Впрочем, отдохнуть ему не дали. Едва Берия успел вернуться в Москву, выпить положенное количество вина и подписать наградные списки, как его вызвали к Сталину.
– Я не хотел тебя раньше времени беспокоить, – сказал вождь. – Но ты помнишь, в декабре мне будет семьдесят лет?

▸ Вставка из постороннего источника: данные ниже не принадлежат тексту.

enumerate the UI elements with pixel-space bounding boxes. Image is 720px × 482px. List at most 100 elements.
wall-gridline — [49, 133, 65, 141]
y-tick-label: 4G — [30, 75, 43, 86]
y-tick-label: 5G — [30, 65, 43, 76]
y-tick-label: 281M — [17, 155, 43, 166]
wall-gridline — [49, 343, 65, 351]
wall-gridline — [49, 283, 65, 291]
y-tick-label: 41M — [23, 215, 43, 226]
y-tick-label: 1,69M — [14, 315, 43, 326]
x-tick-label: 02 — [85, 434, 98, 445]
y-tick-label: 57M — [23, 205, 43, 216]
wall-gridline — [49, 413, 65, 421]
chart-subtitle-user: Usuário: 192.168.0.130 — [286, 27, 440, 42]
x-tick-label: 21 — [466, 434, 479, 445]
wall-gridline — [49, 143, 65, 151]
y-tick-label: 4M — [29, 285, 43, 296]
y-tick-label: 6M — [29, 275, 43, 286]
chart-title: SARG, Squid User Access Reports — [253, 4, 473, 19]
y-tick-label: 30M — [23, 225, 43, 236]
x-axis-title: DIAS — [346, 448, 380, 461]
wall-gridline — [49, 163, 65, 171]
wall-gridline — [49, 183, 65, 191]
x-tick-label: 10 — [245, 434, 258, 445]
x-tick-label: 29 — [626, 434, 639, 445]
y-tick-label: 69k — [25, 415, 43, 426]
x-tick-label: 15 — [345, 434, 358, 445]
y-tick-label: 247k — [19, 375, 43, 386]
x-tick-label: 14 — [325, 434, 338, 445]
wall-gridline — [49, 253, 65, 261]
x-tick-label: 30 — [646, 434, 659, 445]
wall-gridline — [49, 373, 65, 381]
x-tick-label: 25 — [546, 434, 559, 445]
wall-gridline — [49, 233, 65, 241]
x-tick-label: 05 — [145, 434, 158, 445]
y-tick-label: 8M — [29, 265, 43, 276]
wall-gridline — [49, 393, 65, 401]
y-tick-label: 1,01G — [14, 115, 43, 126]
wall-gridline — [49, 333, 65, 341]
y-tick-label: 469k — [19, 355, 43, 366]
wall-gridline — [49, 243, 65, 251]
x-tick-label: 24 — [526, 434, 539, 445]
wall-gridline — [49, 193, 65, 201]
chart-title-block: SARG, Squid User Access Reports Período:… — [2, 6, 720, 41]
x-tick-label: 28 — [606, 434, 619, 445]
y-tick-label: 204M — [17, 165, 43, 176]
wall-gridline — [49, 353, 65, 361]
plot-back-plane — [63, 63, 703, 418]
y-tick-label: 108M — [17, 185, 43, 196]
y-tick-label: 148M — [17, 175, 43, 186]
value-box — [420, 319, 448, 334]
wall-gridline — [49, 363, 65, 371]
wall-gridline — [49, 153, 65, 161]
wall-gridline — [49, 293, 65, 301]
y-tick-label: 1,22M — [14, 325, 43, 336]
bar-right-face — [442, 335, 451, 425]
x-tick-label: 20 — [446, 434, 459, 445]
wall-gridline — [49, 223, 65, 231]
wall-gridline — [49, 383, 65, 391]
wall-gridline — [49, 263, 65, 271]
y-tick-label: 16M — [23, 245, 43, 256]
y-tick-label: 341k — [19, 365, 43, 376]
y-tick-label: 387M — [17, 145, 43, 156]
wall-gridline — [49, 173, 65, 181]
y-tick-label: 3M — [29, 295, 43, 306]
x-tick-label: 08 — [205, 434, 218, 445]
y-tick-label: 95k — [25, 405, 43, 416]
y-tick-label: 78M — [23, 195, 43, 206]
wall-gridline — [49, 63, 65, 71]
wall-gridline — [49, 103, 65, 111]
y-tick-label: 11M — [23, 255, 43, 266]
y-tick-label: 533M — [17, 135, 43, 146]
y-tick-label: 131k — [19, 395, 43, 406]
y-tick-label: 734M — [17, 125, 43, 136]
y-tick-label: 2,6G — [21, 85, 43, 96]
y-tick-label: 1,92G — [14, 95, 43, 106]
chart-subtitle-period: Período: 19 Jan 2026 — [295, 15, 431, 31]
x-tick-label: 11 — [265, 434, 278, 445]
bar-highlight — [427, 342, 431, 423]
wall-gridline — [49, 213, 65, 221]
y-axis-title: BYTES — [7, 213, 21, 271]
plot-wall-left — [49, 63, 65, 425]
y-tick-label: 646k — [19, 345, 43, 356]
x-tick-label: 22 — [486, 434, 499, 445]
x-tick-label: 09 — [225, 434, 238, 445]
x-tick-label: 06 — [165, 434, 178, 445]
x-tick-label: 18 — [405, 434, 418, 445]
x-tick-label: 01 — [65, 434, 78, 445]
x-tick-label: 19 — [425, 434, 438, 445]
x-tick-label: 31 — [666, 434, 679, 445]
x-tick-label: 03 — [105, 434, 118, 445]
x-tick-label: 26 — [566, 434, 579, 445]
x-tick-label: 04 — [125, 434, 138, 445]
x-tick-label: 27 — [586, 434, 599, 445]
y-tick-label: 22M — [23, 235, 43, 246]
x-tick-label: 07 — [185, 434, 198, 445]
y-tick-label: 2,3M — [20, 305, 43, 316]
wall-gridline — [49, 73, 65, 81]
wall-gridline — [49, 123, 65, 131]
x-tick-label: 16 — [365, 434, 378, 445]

Чем дальше, тем чаще Сталин поговаривал, что после семидесяти надо уходить от непосредственного управления государством. В сорок девятом он начал перестраивать систему управления страной под руку своего преемника и завершил бы все к концу года, если бы не «ленинградское дело». Как раз в то время, когда под Семипалатинском делали последние приготовления к взрыву, Сталин подписывал санкции на арест Кузнецова, Родионова, Попкова; когда Берия готовил наградные списки, МГБ плело сеть вокруг Вознесенского. Слишком страшным был этот удар, слишком опасной ситуация. Поэтому реально от власти вождь отошел лишь в 1951 году, и то не до конца. Он присматривал за преемником, подстраховывал его, постепенно приучая работать самостоятельно, да еще и занимался разработкой экономической реформы и, в конечном итоге, оказался загружен сильнее, чем прежде, до такой степени, что даже велел приостановить издание собрания своих сочинений.
– Некогда со всем этим возиться, – махнул он рукой.